Take a full inventory of risk. Do your full risk assessment, go through all of your audits and go back and reassess all your gaps. You know them, now prioritize them. Those that are still outstanding- prioritize, remediation, mitigation or transference. If you have addressed them, go back and test and make sure that they are fully addressed. That they haven’t morphed into a different kind of risk because often we have patched that hole but we may not have addressed everything downstream that contributed to the gap in the first place.

Ensure the risk you have now is the risk you think you have now. Benefit from the work you’ve done. Benefit from the time you’ve spent. Benefit from the knowledge you have. Benefit by putting a line under what’s happened- otherwise that knowledge and stance disappears. 

 

Budget or Insure for Risk

Kayne McGladrey, Public Visibility Initiative spokesperson, IEEE

Get your budgets in. I think that’s the main thing everybody needs to do is get their 2021 budget in if you’re on an annual fiscal year. I hope you’ve already had a risk definition conversation-  get in front of the board or in front of your CIO or in front of your CFO, whoever is going to ultimately pay the bill. And then for anything where you know you can’t afford it because you’ve seen a reduction in your budget as a consequence of the pandemic- have that conversation early with your cyber insurance broker. (Cyber insurance should be paid out of legal). Because for every one of those things your budget ain’t going to cover- it’s got to either flow to insurance or to where you have written down somewhere that you accept the risk.

Based on a year of upheaval, change and innovation- you know the business case for the budget you need. Get your budget signed off and anything that’s missing, back up with insurance. Otherwise you are accepting the risk.

 

Security Engagement 

Stephanie Derdouri, Sr. Director Information Security Risk at Fannie Mae

2021 is not going to be too different from 2020. And there needs to be the understanding and preparedness for 2021. We couldn’t have been prepared for 2020, but now we’re prepared. We need to expect more of the same. I know a lot of companies are saying, no, hold your budgets, hold back. But I think that there does need to be an increased spend in security and we need to be able to advocate for that based on what we’ve seen. Based on the attacks we’ve seen, based on the work we’ve seen. And so, working with your workforce is going to become so much more important. If your people are not engaged- you’re going to lose productivity- you’re going to lose security. We must remember that the extreme stressors remain great. I’m probably more likely to click on a phishing email now than I was six months ago, because I have less time, less energy and less coffee.

Call it security awareness, security psychology, security consciousness or whatever you’d like.

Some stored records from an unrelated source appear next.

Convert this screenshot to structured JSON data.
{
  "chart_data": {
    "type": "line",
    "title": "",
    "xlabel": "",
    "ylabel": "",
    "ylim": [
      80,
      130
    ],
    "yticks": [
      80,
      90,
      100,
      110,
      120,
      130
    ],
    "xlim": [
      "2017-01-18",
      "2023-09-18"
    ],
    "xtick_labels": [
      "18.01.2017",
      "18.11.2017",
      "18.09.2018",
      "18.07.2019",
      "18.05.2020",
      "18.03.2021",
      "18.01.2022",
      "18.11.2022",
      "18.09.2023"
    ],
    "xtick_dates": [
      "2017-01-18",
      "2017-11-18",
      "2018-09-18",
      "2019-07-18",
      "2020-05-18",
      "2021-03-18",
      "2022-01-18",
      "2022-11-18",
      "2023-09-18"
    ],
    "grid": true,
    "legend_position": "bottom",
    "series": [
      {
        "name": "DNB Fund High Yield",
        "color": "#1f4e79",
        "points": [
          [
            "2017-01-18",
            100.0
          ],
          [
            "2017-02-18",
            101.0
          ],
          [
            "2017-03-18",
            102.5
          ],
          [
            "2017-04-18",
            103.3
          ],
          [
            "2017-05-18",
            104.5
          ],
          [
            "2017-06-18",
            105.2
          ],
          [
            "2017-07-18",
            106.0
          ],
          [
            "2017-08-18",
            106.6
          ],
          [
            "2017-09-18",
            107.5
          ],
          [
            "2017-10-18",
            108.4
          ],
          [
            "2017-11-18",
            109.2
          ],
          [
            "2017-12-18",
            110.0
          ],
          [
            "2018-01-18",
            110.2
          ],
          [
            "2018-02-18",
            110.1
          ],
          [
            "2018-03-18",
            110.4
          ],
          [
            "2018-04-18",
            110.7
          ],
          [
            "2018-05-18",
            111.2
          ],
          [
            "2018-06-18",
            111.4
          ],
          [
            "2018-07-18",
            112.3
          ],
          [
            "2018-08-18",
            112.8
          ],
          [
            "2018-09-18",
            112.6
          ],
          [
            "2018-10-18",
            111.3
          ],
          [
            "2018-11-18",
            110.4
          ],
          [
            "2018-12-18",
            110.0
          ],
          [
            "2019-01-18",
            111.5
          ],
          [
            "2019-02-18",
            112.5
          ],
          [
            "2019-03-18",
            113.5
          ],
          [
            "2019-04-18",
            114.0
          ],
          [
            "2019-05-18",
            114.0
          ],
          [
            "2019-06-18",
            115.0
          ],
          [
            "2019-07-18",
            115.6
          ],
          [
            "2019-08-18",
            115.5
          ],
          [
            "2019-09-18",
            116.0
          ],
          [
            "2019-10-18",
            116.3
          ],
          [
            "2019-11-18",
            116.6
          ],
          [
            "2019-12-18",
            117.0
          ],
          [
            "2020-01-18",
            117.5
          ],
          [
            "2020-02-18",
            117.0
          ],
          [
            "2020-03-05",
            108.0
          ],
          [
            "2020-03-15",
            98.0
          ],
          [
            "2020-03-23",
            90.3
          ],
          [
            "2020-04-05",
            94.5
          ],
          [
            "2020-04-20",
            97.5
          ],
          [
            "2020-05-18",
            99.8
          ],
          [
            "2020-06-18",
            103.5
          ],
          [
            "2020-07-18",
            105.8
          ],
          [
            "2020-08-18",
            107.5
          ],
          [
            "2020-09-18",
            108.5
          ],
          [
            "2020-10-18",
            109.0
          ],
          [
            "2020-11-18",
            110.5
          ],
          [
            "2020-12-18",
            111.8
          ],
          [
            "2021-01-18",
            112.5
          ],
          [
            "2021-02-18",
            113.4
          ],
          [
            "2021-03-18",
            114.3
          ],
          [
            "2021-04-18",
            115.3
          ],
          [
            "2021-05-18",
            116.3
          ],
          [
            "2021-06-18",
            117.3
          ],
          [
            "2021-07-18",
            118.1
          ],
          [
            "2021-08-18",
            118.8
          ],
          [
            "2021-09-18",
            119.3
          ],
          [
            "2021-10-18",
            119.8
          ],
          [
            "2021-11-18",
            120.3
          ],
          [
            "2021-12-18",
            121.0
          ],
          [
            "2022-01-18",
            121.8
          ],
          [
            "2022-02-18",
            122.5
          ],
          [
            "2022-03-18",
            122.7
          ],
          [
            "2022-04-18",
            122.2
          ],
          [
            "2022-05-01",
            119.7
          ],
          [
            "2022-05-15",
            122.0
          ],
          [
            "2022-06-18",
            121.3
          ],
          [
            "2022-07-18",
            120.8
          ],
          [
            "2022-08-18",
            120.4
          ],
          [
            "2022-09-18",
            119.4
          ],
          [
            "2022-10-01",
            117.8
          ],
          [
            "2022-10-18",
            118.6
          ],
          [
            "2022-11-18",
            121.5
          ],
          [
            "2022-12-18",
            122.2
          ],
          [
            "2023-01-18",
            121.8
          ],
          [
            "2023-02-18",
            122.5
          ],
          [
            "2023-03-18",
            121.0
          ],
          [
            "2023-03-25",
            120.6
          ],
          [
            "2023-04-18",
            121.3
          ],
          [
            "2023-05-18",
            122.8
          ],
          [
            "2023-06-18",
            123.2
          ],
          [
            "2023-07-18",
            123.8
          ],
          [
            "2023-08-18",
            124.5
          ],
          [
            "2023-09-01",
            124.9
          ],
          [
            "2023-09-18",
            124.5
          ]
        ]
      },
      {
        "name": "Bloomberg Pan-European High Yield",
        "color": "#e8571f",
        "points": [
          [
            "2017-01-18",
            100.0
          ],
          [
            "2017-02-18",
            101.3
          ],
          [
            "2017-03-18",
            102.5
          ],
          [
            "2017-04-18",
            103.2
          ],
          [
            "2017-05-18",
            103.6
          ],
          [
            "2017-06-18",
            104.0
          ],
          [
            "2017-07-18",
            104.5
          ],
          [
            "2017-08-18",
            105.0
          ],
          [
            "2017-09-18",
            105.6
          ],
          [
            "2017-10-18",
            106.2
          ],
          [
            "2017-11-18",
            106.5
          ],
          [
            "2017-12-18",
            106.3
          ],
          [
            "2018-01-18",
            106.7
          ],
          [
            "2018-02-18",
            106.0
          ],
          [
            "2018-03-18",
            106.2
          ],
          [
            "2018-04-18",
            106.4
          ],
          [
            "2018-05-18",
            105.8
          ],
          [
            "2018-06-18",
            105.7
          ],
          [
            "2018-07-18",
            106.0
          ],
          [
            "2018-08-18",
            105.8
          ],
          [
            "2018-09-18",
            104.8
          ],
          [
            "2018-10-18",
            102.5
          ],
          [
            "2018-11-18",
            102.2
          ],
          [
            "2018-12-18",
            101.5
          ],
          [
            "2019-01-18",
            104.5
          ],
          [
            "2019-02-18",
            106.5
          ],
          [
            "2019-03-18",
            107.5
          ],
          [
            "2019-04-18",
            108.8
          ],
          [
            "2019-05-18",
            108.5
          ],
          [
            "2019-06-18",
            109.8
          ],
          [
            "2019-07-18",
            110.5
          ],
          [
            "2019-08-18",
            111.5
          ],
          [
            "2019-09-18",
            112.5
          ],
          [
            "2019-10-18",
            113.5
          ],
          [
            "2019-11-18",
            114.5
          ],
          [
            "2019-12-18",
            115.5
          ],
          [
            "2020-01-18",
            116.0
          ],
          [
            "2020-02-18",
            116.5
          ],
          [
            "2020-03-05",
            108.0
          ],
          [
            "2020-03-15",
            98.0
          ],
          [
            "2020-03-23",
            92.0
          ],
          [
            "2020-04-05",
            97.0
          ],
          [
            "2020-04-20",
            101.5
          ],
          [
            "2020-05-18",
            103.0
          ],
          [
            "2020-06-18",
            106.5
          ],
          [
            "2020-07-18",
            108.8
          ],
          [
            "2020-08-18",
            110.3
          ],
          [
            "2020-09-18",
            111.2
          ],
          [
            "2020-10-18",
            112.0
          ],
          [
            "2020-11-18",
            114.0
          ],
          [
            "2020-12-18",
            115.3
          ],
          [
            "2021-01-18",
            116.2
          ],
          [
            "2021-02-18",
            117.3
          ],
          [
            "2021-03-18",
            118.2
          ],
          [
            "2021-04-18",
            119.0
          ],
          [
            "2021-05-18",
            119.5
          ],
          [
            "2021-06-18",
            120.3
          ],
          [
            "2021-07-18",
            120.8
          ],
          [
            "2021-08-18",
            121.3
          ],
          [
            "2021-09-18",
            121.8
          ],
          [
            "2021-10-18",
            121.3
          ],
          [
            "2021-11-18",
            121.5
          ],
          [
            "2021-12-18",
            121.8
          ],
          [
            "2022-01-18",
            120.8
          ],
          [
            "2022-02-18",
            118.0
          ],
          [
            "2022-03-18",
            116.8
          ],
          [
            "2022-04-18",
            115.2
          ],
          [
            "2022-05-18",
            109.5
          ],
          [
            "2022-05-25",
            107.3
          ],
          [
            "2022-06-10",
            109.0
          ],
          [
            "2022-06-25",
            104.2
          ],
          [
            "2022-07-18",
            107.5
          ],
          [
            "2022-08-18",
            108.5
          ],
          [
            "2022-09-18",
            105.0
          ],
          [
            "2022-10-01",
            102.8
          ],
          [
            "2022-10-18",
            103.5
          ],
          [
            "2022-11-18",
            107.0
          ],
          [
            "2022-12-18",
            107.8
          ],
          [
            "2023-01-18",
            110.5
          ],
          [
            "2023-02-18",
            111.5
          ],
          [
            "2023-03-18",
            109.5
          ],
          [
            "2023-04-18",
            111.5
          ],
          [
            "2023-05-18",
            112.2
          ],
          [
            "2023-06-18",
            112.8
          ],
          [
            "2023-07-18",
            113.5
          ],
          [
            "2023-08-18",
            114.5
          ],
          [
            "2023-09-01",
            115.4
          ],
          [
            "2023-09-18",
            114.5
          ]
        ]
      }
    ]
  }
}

No matter the moniker, your engagement can amplify their awareness. And capping the year with more engementen will pay dividends in the year ahead.

 

Business Enablement 

Lisa Tuttle, Chief Information Security Officer, SPX Corporation

Our focus is very much around customer experience. Where you used to have people sitting in an office, you had a more predictable experience. Now we’ve got all these people on home networks. If whatever we’ve got planned improves our user experience and our ability to conduct business, then we have to be thinking about that.

Most executives utilize the term user. Lisa uses the word customer. When positioned as a customer, the concept of business enablement becomes more clear. Consider the last thing that can be done this year to improve the user experience, enable more business all while improving the overall security of the enterprise.